The Brazilian theologianFrei Betto left some dietary advice for Cubans this Wednesday at the Round Table, including frying shellspapas, which he said are excellent "for snacking."
“Potato peel, for example, is great to snack on when having a drink. Fried is excellent"commented the South American intellectual, who indicated at another point in his speech that the problem is that people have dietary vices that they do not want to change.
Insisting on the idea that Cuban citizens should make maximum use of the food they consume -and elaborating on the issue of peels-Frei Betto also recommended melon ones, in that case to make sweets.
He also spoke of the need not to throw away the leaves of some foods, such as carrots, because it is said that "they have a lot of nutritional power."
Before the amazed gaze of journalist Arleen Rodríguez, the FAO (Food and Agriculture Organization of the United Nations) advisor offered his views on Cuba's Food Sovereignty and Nutritional Education Program.
“If you open a bakery in Havana with cassava, sweet potato or corn bread, there will be long lines because those breads have more flavor than wheat bread.”, he commented, and he also did not miss the opportunity to downplay the importance of the meats.

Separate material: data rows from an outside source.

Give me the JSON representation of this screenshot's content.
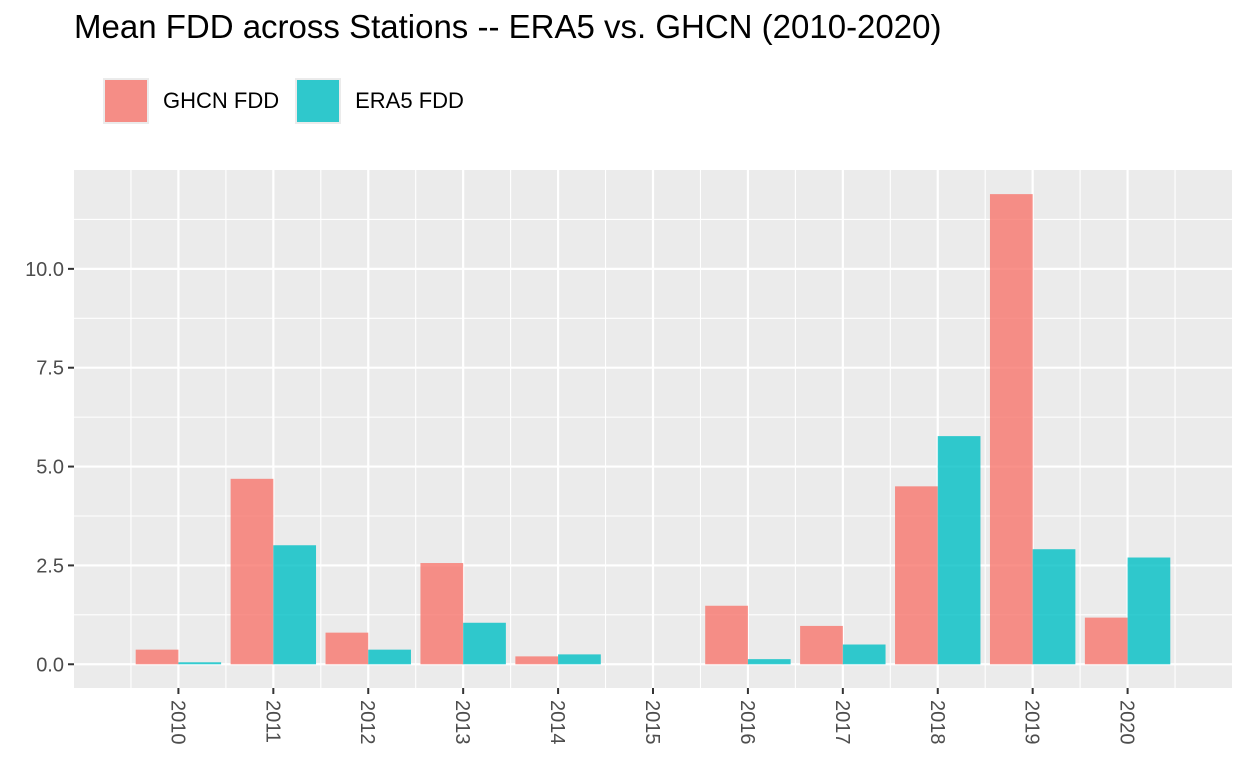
{
  "chart_data": {
    "type": "bar",
    "title": "Mean FDD across Stations -- ERA5 vs. GHCN (2010-2020)",
    "xlabel": "",
    "ylabel": "",
    "categories": [
      "2010",
      "2011",
      "2012",
      "2013",
      "2014",
      "2015",
      "2016",
      "2017",
      "2018",
      "2019",
      "2020"
    ],
    "series": [
      {
        "name": "GHCN FDD",
        "color": "#F8766D",
        "values": [
          0.37,
          4.69,
          0.8,
          2.56,
          0.2,
          0.0,
          1.48,
          0.97,
          4.5,
          11.89,
          1.18
        ]
      },
      {
        "name": "ERA5 FDD",
        "color": "#00BFC4",
        "values": [
          0.05,
          3.01,
          0.37,
          1.05,
          0.25,
          0.0,
          0.13,
          0.5,
          5.77,
          2.91,
          2.7
        ]
      }
    ],
    "yticks": [
      "0.0",
      "2.5",
      "5.0",
      "7.5",
      "10.0"
    ],
    "ylim": [
      -0.6,
      12.5
    ],
    "grid": true,
    "legend_position": "top-left",
    "x_tick_rotation": "vertical"
  }
}
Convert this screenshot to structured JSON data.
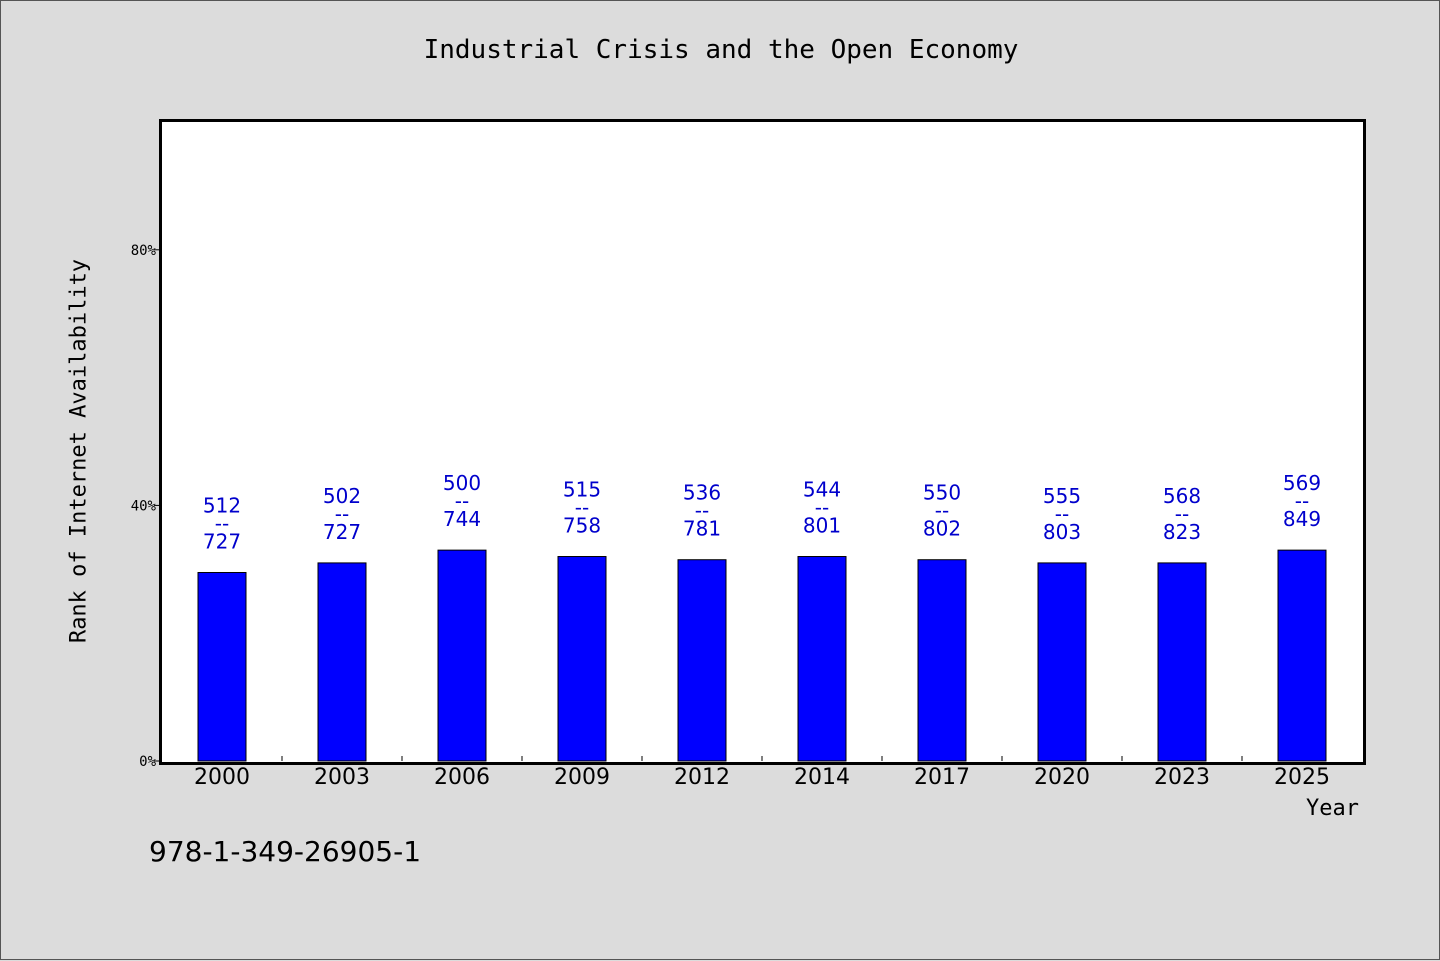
{
  "chart_data": {
    "type": "bar",
    "title": "Industrial Crisis and the Open Economy",
    "xlabel": "Year",
    "ylabel": "Rank of Internet Availability",
    "ylim": [
      0,
      100
    ],
    "yticks": [
      {
        "value": 0,
        "label": "0%"
      },
      {
        "value": 40,
        "label": "40%"
      },
      {
        "value": 80,
        "label": "80%"
      }
    ],
    "categories": [
      "2000",
      "2003",
      "2006",
      "2009",
      "2012",
      "2014",
      "2017",
      "2020",
      "2023",
      "2025"
    ],
    "values": [
      29.5,
      31,
      33,
      32,
      31.5,
      32,
      31.5,
      31,
      31,
      33
    ],
    "data_labels": [
      {
        "top": "512",
        "mid": "--",
        "bottom": "727"
      },
      {
        "top": "502",
        "mid": "--",
        "bottom": "727"
      },
      {
        "top": "500",
        "mid": "--",
        "bottom": "744"
      },
      {
        "top": "515",
        "mid": "--",
        "bottom": "758"
      },
      {
        "top": "536",
        "mid": "--",
        "bottom": "781"
      },
      {
        "top": "544",
        "mid": "--",
        "bottom": "801"
      },
      {
        "top": "550",
        "mid": "--",
        "bottom": "802"
      },
      {
        "top": "555",
        "mid": "--",
        "bottom": "803"
      },
      {
        "top": "568",
        "mid": "--",
        "bottom": "823"
      },
      {
        "top": "569",
        "mid": "--",
        "bottom": "849"
      }
    ],
    "bar_color": "#0000ff",
    "label_color": "#0000cc",
    "grid": false,
    "legend": "none"
  },
  "footer": {
    "isbn": "978-1-349-26905-1"
  }
}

"Many times rural people are not aware and think that protein is only in beef, in pork, there is a lot of protein in beans, but Cuban food culture does not attribute protein values to beans, and "It has a lot," said the religious, whoIn recent months, on more than one occasion he has referred to the alleged "bad eating habits" of Cubans.
In the midst of the terrible food shortage suffered by the Cuban people, at the end of last December Frei Betto came to assure that in CubaThere is no hunger, but Cubans have a lot of appetite.

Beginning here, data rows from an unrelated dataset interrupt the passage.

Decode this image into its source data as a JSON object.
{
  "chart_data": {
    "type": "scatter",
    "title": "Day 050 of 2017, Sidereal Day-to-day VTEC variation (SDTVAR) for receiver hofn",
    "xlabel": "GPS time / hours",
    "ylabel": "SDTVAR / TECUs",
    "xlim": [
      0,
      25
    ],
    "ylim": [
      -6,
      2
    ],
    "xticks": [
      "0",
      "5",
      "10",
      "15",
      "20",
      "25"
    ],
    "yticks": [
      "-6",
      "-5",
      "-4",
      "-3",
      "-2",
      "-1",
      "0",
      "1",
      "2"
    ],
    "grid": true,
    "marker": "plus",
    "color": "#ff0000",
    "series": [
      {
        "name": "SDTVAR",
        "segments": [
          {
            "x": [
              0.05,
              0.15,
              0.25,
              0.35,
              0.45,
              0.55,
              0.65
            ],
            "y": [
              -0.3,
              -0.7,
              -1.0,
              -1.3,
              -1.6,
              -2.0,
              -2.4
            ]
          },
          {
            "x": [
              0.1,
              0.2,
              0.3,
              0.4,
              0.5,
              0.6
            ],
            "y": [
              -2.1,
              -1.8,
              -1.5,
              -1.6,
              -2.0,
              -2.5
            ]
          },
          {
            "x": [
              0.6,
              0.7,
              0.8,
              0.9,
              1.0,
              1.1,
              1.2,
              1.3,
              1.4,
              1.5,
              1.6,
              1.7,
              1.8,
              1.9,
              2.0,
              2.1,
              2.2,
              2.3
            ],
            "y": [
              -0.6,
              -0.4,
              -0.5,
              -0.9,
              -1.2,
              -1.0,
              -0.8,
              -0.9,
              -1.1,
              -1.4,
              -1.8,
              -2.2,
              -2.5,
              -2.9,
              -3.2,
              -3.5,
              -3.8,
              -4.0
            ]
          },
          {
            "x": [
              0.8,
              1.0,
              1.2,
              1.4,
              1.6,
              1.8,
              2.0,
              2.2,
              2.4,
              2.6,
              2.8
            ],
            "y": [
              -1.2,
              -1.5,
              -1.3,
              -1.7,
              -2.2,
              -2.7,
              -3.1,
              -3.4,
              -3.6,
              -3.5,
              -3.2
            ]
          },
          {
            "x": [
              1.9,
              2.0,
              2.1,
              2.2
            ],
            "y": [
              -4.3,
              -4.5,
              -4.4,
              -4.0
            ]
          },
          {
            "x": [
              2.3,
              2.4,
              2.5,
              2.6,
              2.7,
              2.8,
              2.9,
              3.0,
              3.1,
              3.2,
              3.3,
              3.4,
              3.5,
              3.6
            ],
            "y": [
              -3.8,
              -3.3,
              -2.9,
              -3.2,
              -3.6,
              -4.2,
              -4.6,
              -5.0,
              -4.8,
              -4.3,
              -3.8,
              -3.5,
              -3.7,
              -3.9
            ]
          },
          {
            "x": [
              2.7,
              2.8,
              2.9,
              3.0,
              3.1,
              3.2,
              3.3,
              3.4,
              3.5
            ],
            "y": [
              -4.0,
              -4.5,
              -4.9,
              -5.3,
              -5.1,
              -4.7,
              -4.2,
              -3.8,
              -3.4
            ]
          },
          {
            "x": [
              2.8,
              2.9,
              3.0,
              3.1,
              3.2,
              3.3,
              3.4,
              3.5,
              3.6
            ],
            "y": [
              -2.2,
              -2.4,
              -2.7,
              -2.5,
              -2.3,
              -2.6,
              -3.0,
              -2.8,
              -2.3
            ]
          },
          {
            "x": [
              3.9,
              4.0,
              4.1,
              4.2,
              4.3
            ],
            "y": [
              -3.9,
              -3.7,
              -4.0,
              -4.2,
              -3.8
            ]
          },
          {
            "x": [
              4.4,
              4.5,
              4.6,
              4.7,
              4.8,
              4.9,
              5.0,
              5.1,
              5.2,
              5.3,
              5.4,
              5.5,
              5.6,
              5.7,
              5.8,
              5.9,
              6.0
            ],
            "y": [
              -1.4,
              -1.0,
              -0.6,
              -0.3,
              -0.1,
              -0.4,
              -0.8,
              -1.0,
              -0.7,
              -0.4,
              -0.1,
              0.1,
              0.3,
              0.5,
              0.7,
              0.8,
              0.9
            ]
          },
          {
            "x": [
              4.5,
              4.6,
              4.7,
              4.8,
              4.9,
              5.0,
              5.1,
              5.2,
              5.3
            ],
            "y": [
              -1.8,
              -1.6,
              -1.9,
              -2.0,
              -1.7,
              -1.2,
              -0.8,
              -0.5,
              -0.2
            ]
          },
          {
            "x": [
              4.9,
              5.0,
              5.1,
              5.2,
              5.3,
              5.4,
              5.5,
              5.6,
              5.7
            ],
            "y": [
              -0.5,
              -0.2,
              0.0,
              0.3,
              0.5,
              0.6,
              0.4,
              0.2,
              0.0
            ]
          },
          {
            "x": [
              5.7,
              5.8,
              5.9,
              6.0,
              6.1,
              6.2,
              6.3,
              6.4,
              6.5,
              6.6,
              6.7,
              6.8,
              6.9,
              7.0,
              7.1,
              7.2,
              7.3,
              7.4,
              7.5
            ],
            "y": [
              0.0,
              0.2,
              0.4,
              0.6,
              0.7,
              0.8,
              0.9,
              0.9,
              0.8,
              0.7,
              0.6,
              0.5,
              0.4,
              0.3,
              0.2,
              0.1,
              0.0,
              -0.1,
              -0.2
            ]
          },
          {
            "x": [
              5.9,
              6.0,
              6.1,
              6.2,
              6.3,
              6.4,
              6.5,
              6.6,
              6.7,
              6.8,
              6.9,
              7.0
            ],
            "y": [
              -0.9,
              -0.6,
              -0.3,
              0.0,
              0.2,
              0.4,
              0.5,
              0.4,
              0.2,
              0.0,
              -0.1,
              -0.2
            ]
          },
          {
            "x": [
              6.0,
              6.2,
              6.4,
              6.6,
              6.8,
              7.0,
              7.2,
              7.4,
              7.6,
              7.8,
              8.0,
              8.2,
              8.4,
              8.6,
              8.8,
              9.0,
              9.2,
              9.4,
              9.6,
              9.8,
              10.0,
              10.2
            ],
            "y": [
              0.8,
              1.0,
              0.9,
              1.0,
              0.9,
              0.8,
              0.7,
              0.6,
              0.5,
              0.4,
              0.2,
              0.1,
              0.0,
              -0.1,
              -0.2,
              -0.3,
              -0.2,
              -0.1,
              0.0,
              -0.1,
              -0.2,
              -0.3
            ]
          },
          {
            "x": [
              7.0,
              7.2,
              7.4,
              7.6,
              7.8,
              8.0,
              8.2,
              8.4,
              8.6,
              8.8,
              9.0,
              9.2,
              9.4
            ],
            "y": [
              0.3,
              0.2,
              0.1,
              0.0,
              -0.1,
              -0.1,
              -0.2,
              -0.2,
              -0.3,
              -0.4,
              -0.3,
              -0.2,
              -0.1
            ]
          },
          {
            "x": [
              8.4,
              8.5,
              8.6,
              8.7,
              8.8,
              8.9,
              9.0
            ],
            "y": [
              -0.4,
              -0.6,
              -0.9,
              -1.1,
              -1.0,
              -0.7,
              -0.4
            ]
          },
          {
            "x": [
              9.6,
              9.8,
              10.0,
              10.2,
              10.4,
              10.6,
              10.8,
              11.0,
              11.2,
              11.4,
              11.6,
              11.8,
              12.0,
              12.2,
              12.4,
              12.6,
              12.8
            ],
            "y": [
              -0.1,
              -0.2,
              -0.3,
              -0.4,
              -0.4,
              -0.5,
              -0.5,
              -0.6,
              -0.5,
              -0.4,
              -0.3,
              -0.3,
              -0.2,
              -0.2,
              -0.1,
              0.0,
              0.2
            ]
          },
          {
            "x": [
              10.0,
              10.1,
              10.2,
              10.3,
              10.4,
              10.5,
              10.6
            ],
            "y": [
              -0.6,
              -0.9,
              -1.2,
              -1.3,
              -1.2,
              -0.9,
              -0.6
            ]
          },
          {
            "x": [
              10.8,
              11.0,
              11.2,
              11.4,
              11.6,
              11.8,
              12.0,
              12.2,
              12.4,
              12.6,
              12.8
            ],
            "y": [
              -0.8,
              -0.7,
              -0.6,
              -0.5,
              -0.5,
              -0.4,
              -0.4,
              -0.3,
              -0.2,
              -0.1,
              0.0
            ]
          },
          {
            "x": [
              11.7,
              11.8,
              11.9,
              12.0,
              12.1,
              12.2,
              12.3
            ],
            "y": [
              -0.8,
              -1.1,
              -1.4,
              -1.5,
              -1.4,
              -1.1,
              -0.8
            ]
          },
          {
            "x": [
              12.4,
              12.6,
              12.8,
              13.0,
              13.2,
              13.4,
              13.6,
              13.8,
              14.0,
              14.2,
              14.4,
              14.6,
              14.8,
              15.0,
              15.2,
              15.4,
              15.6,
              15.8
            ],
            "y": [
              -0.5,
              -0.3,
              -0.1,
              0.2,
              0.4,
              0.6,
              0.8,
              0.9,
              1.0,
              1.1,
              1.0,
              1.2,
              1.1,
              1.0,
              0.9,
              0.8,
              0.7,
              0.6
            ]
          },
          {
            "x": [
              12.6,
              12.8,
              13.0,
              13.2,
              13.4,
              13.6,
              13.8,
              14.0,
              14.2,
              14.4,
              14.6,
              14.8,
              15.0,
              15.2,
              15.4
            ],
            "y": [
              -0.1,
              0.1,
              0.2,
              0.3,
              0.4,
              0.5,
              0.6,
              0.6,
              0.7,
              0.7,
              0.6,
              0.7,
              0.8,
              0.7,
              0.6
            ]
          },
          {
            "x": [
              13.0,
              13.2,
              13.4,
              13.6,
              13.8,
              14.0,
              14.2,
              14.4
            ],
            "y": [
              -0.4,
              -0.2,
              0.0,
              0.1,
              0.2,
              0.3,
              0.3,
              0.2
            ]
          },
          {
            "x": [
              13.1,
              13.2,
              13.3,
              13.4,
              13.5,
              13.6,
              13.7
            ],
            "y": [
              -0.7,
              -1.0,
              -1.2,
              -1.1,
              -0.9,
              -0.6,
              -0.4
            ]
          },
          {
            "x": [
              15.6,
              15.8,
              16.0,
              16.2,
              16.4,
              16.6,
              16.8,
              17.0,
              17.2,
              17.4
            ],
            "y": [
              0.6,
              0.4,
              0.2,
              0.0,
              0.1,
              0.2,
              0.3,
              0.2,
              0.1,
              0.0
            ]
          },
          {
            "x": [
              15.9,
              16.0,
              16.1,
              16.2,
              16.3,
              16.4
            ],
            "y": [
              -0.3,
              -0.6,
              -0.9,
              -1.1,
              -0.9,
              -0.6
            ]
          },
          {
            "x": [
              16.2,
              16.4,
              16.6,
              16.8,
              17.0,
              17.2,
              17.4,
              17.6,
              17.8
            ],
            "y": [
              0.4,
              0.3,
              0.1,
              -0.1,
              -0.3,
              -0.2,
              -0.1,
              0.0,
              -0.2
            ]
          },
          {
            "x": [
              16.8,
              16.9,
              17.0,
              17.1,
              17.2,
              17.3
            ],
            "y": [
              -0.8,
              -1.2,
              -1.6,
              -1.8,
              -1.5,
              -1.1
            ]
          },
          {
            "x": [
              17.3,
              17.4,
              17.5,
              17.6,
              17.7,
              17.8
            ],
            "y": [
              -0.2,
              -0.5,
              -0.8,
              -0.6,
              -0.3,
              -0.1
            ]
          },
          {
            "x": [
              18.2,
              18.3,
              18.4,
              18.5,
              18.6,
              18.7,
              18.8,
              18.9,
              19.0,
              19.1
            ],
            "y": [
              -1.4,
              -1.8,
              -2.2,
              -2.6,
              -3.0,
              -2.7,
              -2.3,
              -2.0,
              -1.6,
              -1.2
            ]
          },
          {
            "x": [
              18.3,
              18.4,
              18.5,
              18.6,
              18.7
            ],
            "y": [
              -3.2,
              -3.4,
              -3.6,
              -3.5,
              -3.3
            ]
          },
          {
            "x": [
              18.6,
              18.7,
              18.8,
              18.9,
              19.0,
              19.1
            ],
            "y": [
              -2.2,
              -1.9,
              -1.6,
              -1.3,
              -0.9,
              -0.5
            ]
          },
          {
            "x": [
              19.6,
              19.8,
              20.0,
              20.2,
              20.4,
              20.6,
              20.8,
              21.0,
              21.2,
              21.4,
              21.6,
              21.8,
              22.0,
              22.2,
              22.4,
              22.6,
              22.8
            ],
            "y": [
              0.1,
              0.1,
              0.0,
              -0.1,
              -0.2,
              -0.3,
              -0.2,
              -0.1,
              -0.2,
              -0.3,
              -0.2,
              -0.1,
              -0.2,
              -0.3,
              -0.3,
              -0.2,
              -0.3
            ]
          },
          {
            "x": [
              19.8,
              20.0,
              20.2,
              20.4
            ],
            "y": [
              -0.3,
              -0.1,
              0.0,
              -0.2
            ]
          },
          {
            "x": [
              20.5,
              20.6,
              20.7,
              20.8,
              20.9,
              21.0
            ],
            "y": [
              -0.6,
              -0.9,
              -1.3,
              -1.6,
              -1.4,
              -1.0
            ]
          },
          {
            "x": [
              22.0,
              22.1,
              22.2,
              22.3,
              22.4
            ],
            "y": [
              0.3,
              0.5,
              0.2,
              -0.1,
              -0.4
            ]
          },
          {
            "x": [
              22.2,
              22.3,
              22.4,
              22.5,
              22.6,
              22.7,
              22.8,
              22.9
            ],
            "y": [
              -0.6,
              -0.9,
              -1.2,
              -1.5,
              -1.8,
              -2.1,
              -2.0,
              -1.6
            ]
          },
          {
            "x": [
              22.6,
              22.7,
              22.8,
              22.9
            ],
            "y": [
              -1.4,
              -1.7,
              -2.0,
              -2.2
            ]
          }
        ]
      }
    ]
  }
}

"There is no hunger in Cuba. But Cubans have a lot of appetite! The government spends more than 2 billion dollars a year to import food, even from Brazil, from which it buys, among other things, rice and chicken..." , he wrote in an article published inGranma.
A couple of months later, in February, Frei Betto insisted on the idea that there is no hunger in Cuba, butadmitted that there is a "risk of food insecurity", something he attributed to the United States "blockade", climate change and other factors.